The Quality of Outpatient Care Delivered to Adults in the United States, 2002 to 2013

Author Affiliations
  • 1Division of General Internal Medicine and Primary Care, Brigham and Women’s Hospital, Boston, Massachusetts
  • 2Harvard Medical School, Boston, Massachusetts
  • 3Department of Health Care Policy, Harvard Medical School, Boston, Massachusetts
  • 4Division of General Medicine and Primary Care, Beth Israel Deaconess Medical Center, Boston, Massachusetts
JAMA Intern Med. 2016;176(12):1778-1790. doi:10.1001/jamainternmed.2016.6217
Key Points

Question  How has the quality of outpatient care delivered to adults in the United States changed from 2002 to 2013?

Findings  Analyses of a nationally representative cross-sectional survey show that the quality of outpatient care inconsistently improved.
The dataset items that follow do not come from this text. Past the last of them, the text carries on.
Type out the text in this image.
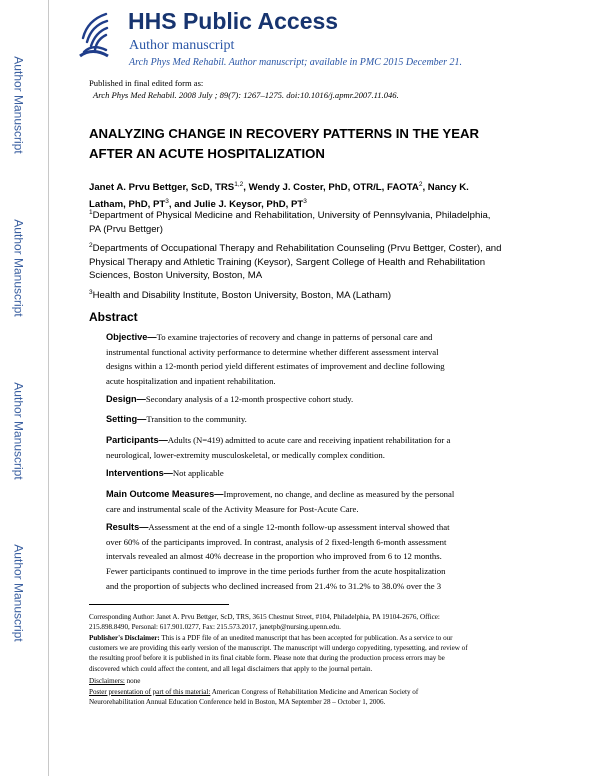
Author Manuscript
Author Manuscript
Author Manuscript
Author Manuscript
HHS Public Access
Author manuscript
Arch Phys Med Rehabil. Author manuscript; available in PMC 2015 December 21.
Published in final edited form as:
Arch Phys Med Rehabil. 2008 July ; 89(7): 1267–1275. doi:10.1016/j.apmr.2007.11.046.
ANALYZING CHANGE IN RECOVERY PATTERNS IN THE YEAR
AFTER AN ACUTE HOSPITALIZATION
Janet A. Prvu Bettger, ScD, TRS$^{1,2}$, Wendy J. Coster, PhD, OTR/L, FAOTA$^2$, Nancy K.
Latham, PhD, $PT^3$, and Julie J. Keysor, PhD, $PT^3$
$^1$Department of Physical Medicine and Rehabilitation, University of Pennsylvania, Philadelphia,
PA (Prvu Bettger)
$^2$Departments of Occupational Therapy and Rehabilitation Counseling (Prvu Bettger, Coster), and
Physical Therapy and Athletic Training (Keysor), Sargent College of Health and Rehabilitation
Sciences, Boston University, Boston, MA
$^3$Health and Disability Institute, Boston University, Boston, MA (Latham)
Abstract
Objective—To examine trajectories of recovery and change in patterns of personal care and
instrumental functional activity performance to determine whether different assessment interval
designs within a 12-month period yield different estimates of improvement and decline following
acute hospitalization and inpatient rehabilitation.
Design—Secondary analysis of a 12-month prospective cohort study.
Setting—Transition to the community.
Participants—Adults (N=419) admitted to acute care and receiving inpatient rehabilitation for a
neurological, lower-extremity musculoskeletal, or medically complex condition.
Interventions—Not applicable
Main Outcome Measures—Improvement, no change, and decline as measured by the personal
care and instrumental scale of the Activity Measure for Post-Acute Care.
Results—Assessment at the end of a single 12-month follow-up assessment interval showed that
over 60% of the participants improved. In contrast, analysis of 2 fixed-length 6-month assessment
intervals revealed an almost 40% decrease in the proportion who improved from 6 to 12 months.
Fewer participants continued to improve in the time periods further from the acute hospitalization
and the proportion of subjects who declined increased from 21.4% to 31.2% to 38.0% over the 3
Corresponding Author: Janet A. Prvu Bettger, ScD, TRS, 3615 Chestnut Street, #104, Philadelphia, PA 19104-2676, Office:
215.898.8490, Personal: 617.901.0277, Fax: 215.573.2017, janetpb@nursing.upenn.edu.
Publisher's Disclaimer: This is a PDF file of an unedited manuscript that has been accepted for publication. As a service to our
customers we are providing this early version of the manuscript. The manuscript will undergo copyediting, typesetting, and review of
the resulting proof before it is published in its final citable form. Please note that during the production process errors may be
discovered which could affect the content, and all legal disclaimers that apply to the journal pertain.
Disclaimers: none
Poster presentation of part of this material: American Congress of Rehabilitation Medicine and American Society of
Neurorehabilitation Annual Education Conference held in Boston, MA September 28 – October 1, 2006.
From 2002 to 2013, 4 clinical quality composites improved, 2 worsened, and 3 were unchanged. Patient experience improved. Most composites continued to demonstrate disappointingly low absolute rates, even when improvement occurred.
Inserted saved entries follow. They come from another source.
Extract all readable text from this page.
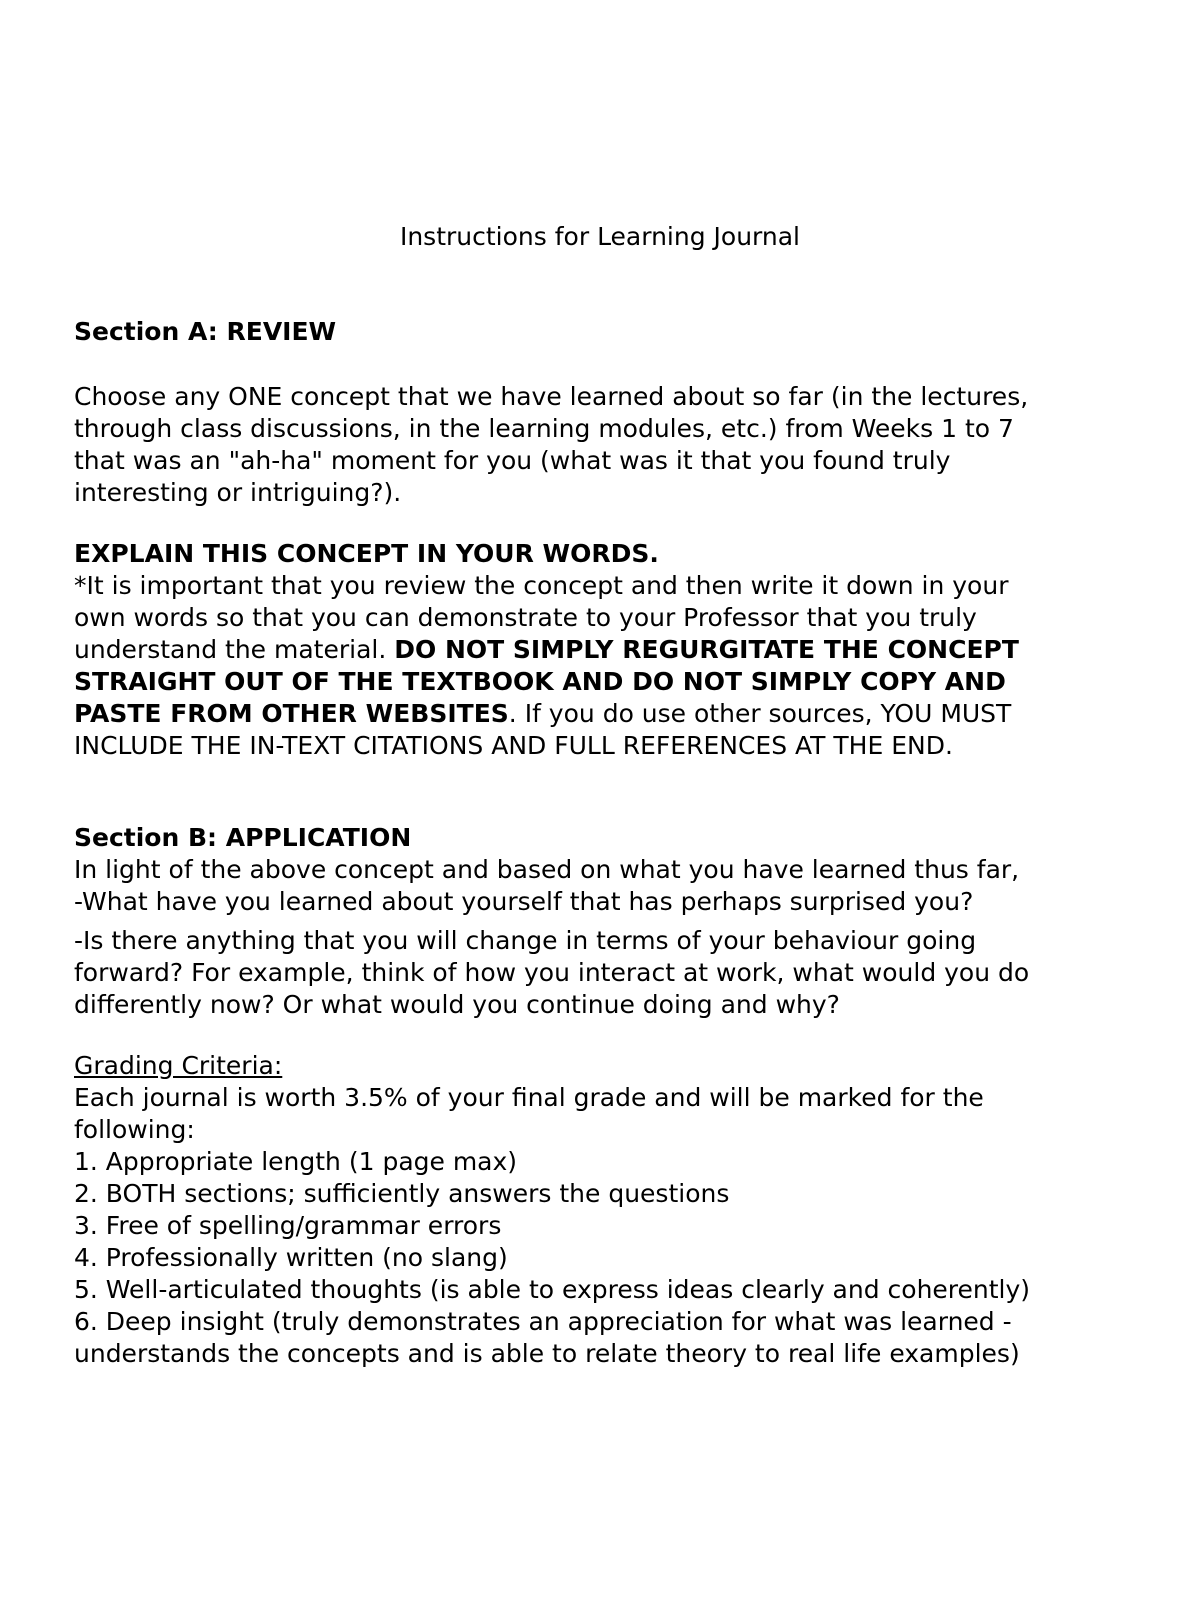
Instructions for Learning Journal
Section A: REVIEW
Choose any ONE concept that we have learned about so far (in the lectures,
through class discussions, in the learning modules, etc.) from Weeks 1 to 7
that was an "ah-ha" moment for you (what was it that you found truly
interesting or intriguing?).
EXPLAIN THIS CONCEPT IN YOUR WORDS.
*It is important that you review the concept and then write it down in your
own words so that you can demonstrate to your Professor that you truly
understand the material. DO NOT SIMPLY REGURGITATE THE CONCEPT
STRAIGHT OUT OF THE TEXTBOOK AND DO NOT SIMPLY COPY AND
PASTE FROM OTHER WEBSITES. If you do use other sources, YOU MUST
INCLUDE THE IN-TEXT CITATIONS AND FULL REFERENCES AT THE END.
Section B: APPLICATION
In light of the above concept and based on what you have learned thus far,
-What have you learned about yourself that has perhaps surprised you?
-Is there anything that you will change in terms of your behaviour going
forward? For example, think of how you interact at work, what would you do
differently now? Or what would you continue doing and why?
Grading Criteria:
Each journal is worth 3.5% of your final grade and will be marked for the
following:
1. Appropriate length (1 page max)
2. BOTH sections; sufficiently answers the questions
3. Free of spelling/grammar errors
4. Professionally written (no slang)
5. Well-articulated thoughts (is able to express ideas clearly and coherently)
6. Deep insight (truly demonstrates an appreciation for what was learned -
understands the concepts and is able to relate theory to real life examples)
Meaning  Deficits in care continue to pose serious hazards to the health of the American public.

Abstract

Importance  Widespread deficits in the quality of US health care were described over a decade ago. Since then, local, regional, and national efforts have sought to improve quality and patient experience, but there is incomplete information about whether such efforts have been successful.

Objective  To measure changes in outpatient quality and patient experience in the United States from 2002 to 2013.
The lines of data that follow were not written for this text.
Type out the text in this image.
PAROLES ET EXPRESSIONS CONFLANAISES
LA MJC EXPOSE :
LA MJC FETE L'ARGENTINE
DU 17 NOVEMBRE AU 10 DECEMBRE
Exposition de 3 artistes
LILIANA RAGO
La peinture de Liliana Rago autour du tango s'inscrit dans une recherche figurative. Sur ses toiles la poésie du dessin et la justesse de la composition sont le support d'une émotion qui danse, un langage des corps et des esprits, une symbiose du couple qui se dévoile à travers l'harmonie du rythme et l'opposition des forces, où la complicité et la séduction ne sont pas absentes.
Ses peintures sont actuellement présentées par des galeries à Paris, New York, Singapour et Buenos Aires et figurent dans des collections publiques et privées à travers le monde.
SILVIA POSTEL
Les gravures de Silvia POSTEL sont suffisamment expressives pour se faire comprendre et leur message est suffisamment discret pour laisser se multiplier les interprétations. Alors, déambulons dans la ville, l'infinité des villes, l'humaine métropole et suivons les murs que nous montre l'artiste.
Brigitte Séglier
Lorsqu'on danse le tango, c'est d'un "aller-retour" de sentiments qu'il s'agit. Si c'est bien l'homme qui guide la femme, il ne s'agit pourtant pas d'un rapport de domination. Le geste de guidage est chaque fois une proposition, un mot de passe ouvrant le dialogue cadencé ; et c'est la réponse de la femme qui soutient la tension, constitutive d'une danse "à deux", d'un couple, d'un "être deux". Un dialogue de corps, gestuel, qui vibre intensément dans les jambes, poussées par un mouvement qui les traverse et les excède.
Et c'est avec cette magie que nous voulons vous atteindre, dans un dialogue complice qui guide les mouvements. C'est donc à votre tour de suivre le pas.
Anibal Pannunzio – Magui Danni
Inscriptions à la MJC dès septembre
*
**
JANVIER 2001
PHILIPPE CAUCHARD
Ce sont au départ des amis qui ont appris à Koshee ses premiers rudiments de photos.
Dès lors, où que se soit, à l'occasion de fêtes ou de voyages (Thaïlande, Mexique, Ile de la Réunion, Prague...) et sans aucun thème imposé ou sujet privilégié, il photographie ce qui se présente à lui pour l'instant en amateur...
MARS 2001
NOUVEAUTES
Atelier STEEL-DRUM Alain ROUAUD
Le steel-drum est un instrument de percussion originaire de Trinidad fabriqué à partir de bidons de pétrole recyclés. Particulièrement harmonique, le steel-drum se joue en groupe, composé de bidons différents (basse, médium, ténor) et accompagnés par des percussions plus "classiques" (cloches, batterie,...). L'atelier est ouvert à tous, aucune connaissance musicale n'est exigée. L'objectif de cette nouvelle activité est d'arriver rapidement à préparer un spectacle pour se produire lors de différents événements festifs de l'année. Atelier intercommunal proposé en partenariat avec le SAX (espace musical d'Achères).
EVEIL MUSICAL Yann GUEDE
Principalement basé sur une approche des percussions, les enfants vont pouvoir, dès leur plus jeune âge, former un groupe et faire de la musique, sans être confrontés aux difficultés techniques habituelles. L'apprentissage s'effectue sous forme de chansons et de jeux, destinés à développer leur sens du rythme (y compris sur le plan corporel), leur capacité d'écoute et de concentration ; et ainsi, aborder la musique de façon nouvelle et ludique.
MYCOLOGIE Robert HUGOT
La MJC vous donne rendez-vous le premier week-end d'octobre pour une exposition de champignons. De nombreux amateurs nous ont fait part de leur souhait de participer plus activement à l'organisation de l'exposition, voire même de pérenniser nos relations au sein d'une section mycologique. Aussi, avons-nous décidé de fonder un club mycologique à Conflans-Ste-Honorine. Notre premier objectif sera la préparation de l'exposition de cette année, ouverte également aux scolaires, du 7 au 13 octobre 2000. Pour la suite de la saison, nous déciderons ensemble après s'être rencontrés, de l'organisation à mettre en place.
Design, Setting, and Participants  We analyzed temporal trends from 2002 to 2013 using quality measures constructed from the Medical Expenditure Panel Survey (MEPS), a nationally representative annual survey of the US population that collects data from individual respondents as well as respondents’ clinicians, hospitals, pharmacies, and employers. Participants were noninstitutionalized US adults 18 years or older (range, 20 679-26 509 individuals each year).

Measures  Outpatient quality measures were compiled through a structured review of prior studies and measures endorsed by national organizations. Nine clinical quality composites (5 “underuse” composites, eg, recommended medical treatment; 4 “overuse” composites, eg, avoidance of inappropriate imaging) based on 39 quality measures; an overall patient experience rating; and 2 patient experience composites (physician communication and access) based on 6 measures.

Results  From 2002 to 2013 (MEPS sample size, 20 679-26 509), 4 clinical quality composites improved: recommended medical treatment (from 36% to 42%; P < .01), recommended counseling (from 43% to 50%; P < .01), recommended cancer screening (from 73% to 75%; P < .01), and avoidance of inappropriate cancer screening (from 47% to 51%; P = .02). Two clinical quality composites worsened: avoidance of inappropriate medical treatments (from 92% to 89%) and avoidance of inappropriate antibiotic use (from 50% to 44%; P < .01 for both comparisons). Three clinical quality measures were unchanged: recommended diagnostic and preventive testing (76%), recommended diabetes care (68%), and inappropriate imaging avoidance (90%). The proportion of participants highly rating their care experience improved for overall care (from 72% to 77%), physician communication (from 55% to 63%), and access to care (from 48% to 58%; P < .01 for all comparisons).

Conclusions and Relevance  Despite more than a decade of efforts, the clinical quality of outpatient care delivered to American adults has not consistently improved. Patient experience has improved. Deficits in care continue to pose serious hazards to the health of the American public.